Cycle counting is a perpetual counting system where a small subset of inventory, in a specified location, is counted on a specified day. By performing cycle counts, you are regularly validating the accuracy of the inventory in your system. This method of counting is popular among large scale organizations that have a large number of items in inventory and cannot be closed for a long period of time to perform an annual physical inventory count. By utilizing cycle counts, organizations experience the following benefits:
- Reduce disruption in your operation
- Saves money
- Less complex than doing an annual physical count
Not only does cycle counting improve accuracy of the count, but it allows for an annual review of each line or segment of products. This process improves inventory turnover by giving buyers insight into what items should continue to be stocked and help analyze missed sales opportunities.
Although the benefits of cycle counting have made annual physical counts almost obsolete, some organizations that maintain a small inventory may decide on an annual physical count. An annual physical count is the counting of all SKU’s within a short time frame and is typically done once a year.

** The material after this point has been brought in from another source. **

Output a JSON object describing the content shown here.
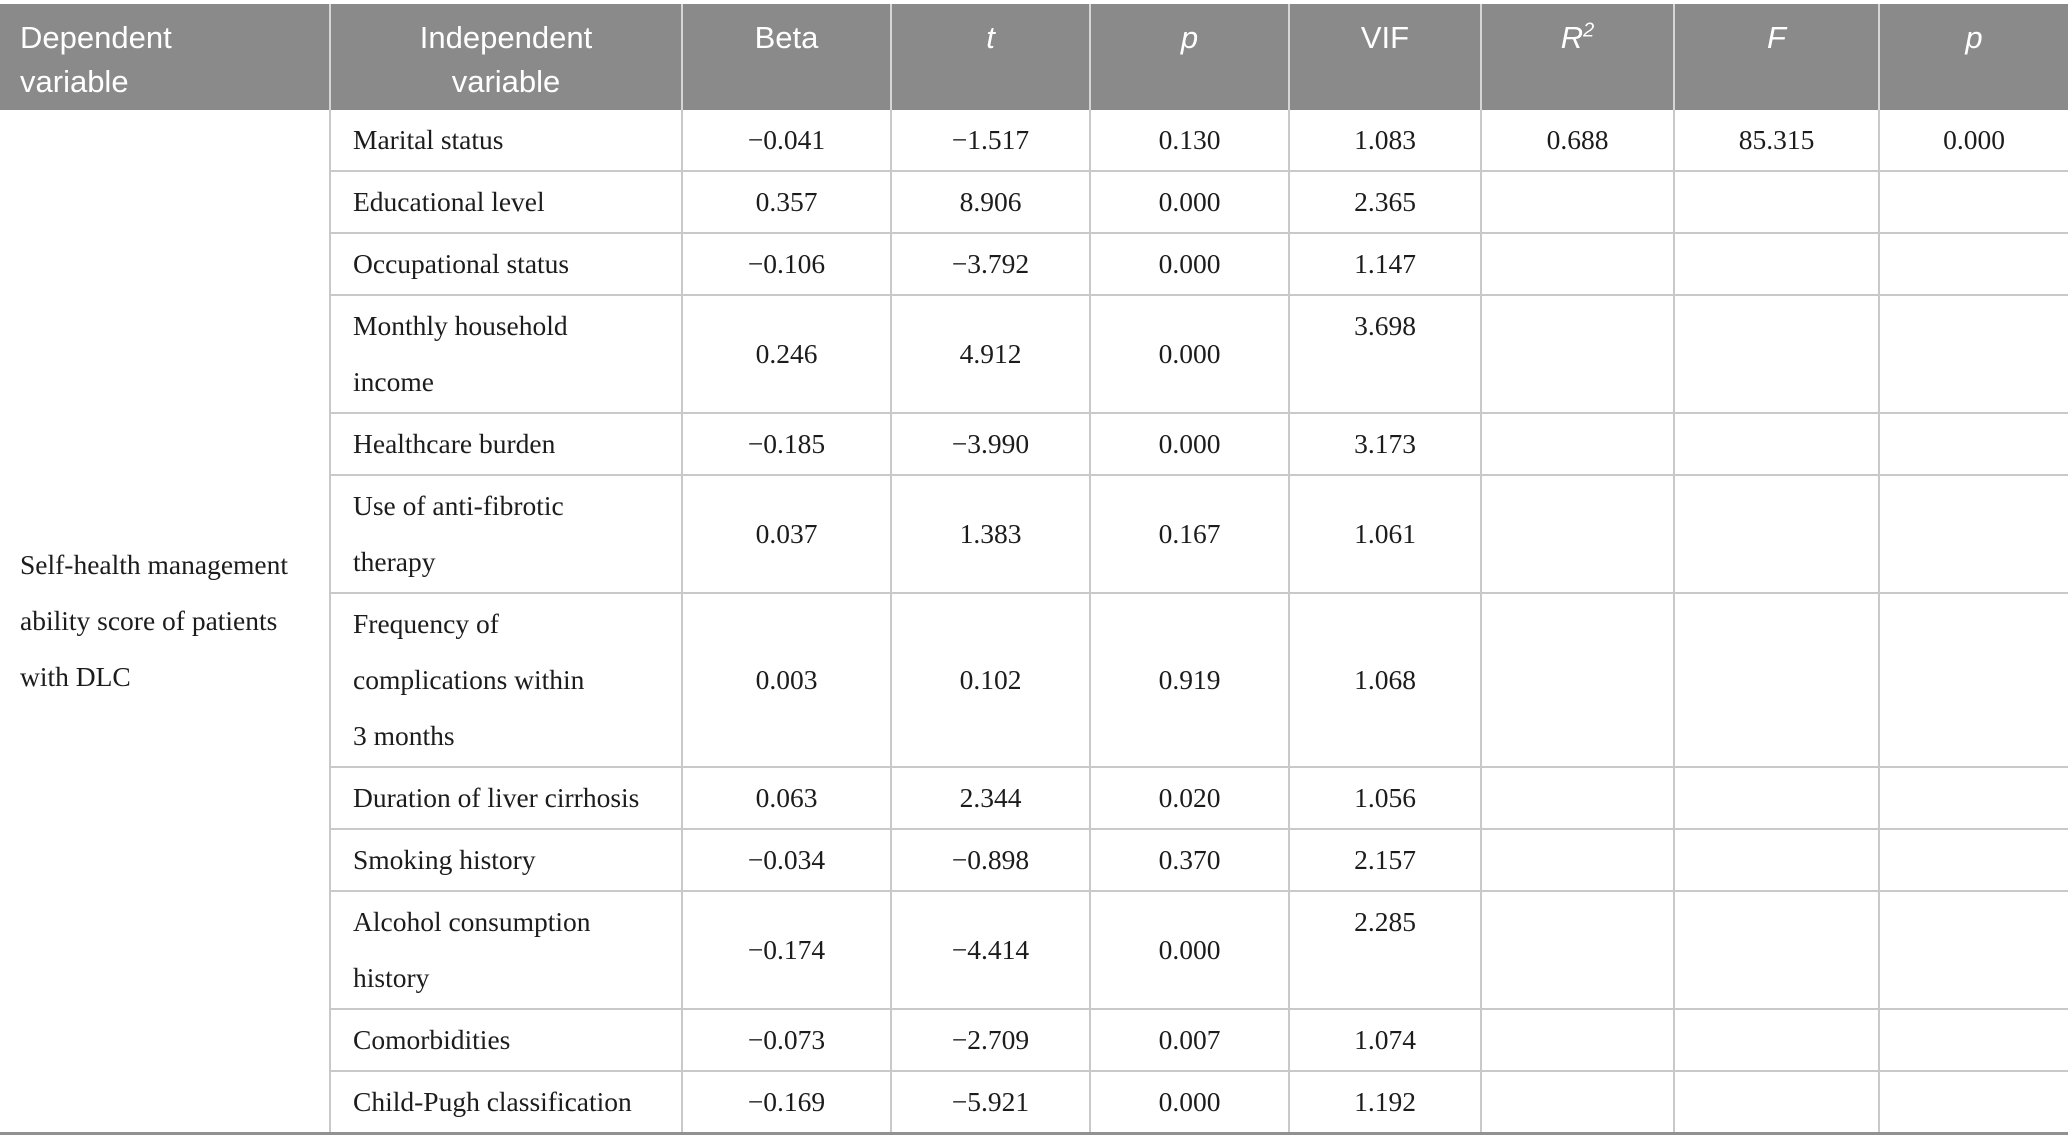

Shutting down operations at the end of each year and counting inventory allows you to start the new year with a clean slate is one advantage to performing an annual physical count. Although starting the new year fresh is nice, the disadvantages of annual physical counts typically outweigh the benefits. Some of the drawbacks to annual physical counts include:
- Shipping and receiving operations must be shutdown to count all inventory
- Can be time and resource consuming
- Providers which are not automated have a higher likelihood of error
Some organizations opt to perform both an annual count and periodic cycle counts. This allows them to closely manage inventory variances and update accounting records. Implementing an effective inventory counting program has many benefits. Using the right counting method can help you discover process errors and inefficiencies, improve accuracy & productivity, and provide better customer service with more accurate records and having items in stock when they are ordered.